Photo by Steven Josephson / [email protected]

FRISCO — Like many people, 11-year-old River Close decided to get into baking at the onset of novel coronavirus pandemic. But for her, the hobby has really taken off.

“Just at the start of quarantine, I was like, ‘I want to bake stuff. I have nothing else to do,’” she said. “And so I started baking some cakes.”

After she would bake and decorate the cakes, her stepdad would take them into work to share with his co-workers, who enjoyed them and encouraged River to make more. Not long after that, she offered to make a cake for a friend’s birthday, her mom shared a photo of the cake on Facebook, and several local friends started putting in requests for cake orders.

Since then, River has been taking advantage of the spare time afforded her amid a pandemic and online schooling at Summit Middle School to improve her craft, spread joy and possibly start up her own cake business one day.

Besides giving away several of her practice cakes, she’s made close to 20 commissioned cakes, including 10 for Thanksgiving. With her mom’s help, River recently opened two bank accounts.

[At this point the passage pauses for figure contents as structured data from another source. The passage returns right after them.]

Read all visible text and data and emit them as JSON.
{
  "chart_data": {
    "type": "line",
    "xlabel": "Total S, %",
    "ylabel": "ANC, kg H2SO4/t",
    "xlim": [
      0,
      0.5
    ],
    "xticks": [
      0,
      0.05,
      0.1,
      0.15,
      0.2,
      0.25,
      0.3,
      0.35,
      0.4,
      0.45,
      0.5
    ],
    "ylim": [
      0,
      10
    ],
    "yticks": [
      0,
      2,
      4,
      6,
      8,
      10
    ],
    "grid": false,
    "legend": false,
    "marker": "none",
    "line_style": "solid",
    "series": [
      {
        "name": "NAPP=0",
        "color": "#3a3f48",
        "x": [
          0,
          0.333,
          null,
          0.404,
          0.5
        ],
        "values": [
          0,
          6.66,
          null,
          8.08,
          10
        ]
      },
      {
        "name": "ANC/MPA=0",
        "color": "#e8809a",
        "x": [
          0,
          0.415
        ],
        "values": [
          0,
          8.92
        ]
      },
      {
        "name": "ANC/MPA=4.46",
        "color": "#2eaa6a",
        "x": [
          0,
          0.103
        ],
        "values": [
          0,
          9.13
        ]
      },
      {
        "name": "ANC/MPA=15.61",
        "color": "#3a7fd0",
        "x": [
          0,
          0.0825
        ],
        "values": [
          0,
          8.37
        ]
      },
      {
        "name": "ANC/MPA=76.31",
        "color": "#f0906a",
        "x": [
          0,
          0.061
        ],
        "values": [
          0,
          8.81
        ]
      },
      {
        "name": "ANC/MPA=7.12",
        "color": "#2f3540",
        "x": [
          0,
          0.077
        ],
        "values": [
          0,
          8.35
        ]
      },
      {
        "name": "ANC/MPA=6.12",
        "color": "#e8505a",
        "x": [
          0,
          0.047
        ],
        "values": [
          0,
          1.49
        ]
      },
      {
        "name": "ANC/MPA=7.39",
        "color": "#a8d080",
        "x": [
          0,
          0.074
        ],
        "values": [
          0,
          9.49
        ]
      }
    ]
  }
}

“We went over to Alpine Bank and set up a checking and savings account, so I can teach her about how to do business financials, expenses …” said Andrea Beacham, River’s mom. “So she can see money coming in and out.”

Beacham runs a digital marketing business based on the Front Range and supports River’s work as “the assistant and investor.”

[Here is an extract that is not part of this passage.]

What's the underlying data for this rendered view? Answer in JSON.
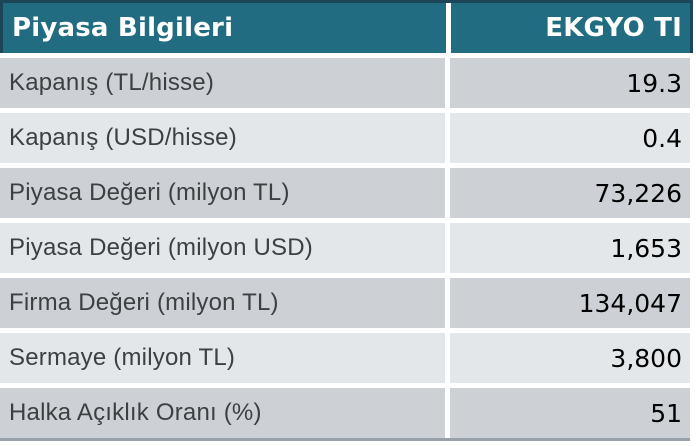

River is putting her earnings back into her operations, buying ingredients and saving up so that she might be able to open her own store and hire someone to do the dishes one day. Right now, her sales are based on word of mouth and the occasional person reaching out to Beacham on Facebook.

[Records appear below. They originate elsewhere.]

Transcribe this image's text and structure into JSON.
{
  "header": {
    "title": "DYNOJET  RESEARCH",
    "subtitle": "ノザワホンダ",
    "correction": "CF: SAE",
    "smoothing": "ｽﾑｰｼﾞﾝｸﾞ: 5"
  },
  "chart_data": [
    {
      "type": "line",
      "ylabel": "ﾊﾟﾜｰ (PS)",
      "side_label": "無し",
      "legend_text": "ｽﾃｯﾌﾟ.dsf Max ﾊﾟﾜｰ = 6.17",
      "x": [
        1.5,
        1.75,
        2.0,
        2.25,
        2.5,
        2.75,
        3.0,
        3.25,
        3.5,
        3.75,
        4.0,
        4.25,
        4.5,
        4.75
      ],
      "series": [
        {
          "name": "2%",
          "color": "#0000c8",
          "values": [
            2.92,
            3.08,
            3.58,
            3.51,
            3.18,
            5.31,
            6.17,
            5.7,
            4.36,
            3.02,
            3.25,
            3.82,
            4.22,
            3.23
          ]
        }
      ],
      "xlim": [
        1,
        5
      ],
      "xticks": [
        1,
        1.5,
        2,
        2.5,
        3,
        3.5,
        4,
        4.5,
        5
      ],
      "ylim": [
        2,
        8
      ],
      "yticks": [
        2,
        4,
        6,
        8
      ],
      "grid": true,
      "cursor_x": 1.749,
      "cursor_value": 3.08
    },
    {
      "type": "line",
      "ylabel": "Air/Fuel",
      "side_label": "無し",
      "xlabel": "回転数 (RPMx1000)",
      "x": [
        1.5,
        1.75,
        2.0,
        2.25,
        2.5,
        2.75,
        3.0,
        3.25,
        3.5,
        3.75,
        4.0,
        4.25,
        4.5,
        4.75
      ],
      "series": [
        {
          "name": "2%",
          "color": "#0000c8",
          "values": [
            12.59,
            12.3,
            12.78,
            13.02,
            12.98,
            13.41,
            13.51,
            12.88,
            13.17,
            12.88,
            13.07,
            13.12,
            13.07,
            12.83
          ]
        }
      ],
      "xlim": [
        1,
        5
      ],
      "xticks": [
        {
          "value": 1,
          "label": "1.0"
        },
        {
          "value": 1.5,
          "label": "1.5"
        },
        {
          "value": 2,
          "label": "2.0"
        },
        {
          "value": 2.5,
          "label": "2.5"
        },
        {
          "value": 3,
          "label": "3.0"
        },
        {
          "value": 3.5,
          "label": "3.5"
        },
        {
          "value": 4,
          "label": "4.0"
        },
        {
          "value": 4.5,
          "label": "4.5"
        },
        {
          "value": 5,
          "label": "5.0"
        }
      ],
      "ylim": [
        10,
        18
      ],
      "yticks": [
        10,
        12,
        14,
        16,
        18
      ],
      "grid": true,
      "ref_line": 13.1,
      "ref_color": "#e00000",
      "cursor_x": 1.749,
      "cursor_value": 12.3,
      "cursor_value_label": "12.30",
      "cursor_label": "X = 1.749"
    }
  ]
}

Andrea Beacham, left, and her daughter River Close discuss preparations for her next cake design Wednesday, Dec. 2.
Photo by Steven Josephson / [email protected]

While River eventually might expand her sales efforts, she’s enjoying being able to “spread more treats and make people happy” in the meantime.

She said seeing the reaction from someone else after giving away one of her first cakes “was an exhilarating moment.”

The positive feedback, especially from people outside her immediate family, has given her additional drive and validation.

“When their face is lit up, I know that they’re not lying because they’re not just my parents,” she said.

Beacham shares her daughter’s joy in spreading a little frosted happiness. She will occasionally offer up one of her daughter’s cakes on the One Man’s Junk Summit County Facebook page.

“It’s fun to see people’s reactions, to make them happy,” she said.

Being able to give away the cakes also makes it easier for River to get more practice in without asking her family to risk an unbalanced diet.

“We try not to eat a bunch of sweets,” Beacham said. “That’s why you’ll see us give them away for free.”

River Close pipes out a border onto the base of one of her cakes Wednesday, Dec. 2. River says she recently mastered applying borders to her cakes.
Photo by Steven Josephson / [email protected]

River’s current passion and focus is on nailing her frosting techniques. The trickiest thing that she’s mastered recently is the borders that run across the top and bottom of a cake — something that River says looks simple but requires precision to maintain a consistent look all the way around the cake.

“That was really difficult, but now I’ve learned it, and it looks really cool,” she said.

The border technique is also heavily dependent on getting the frosting recipe just right. If the frosting is too runny, the border might droop, and if it’s too thick, the design can crack and break.

The next skills she hopes to learn are a basket-weave design and how to make frosting animals. River says she prefers working with frosting over fondant or other cake-decorating materials.

“It’s more delicious, and it’s just more fun to work with,” she said.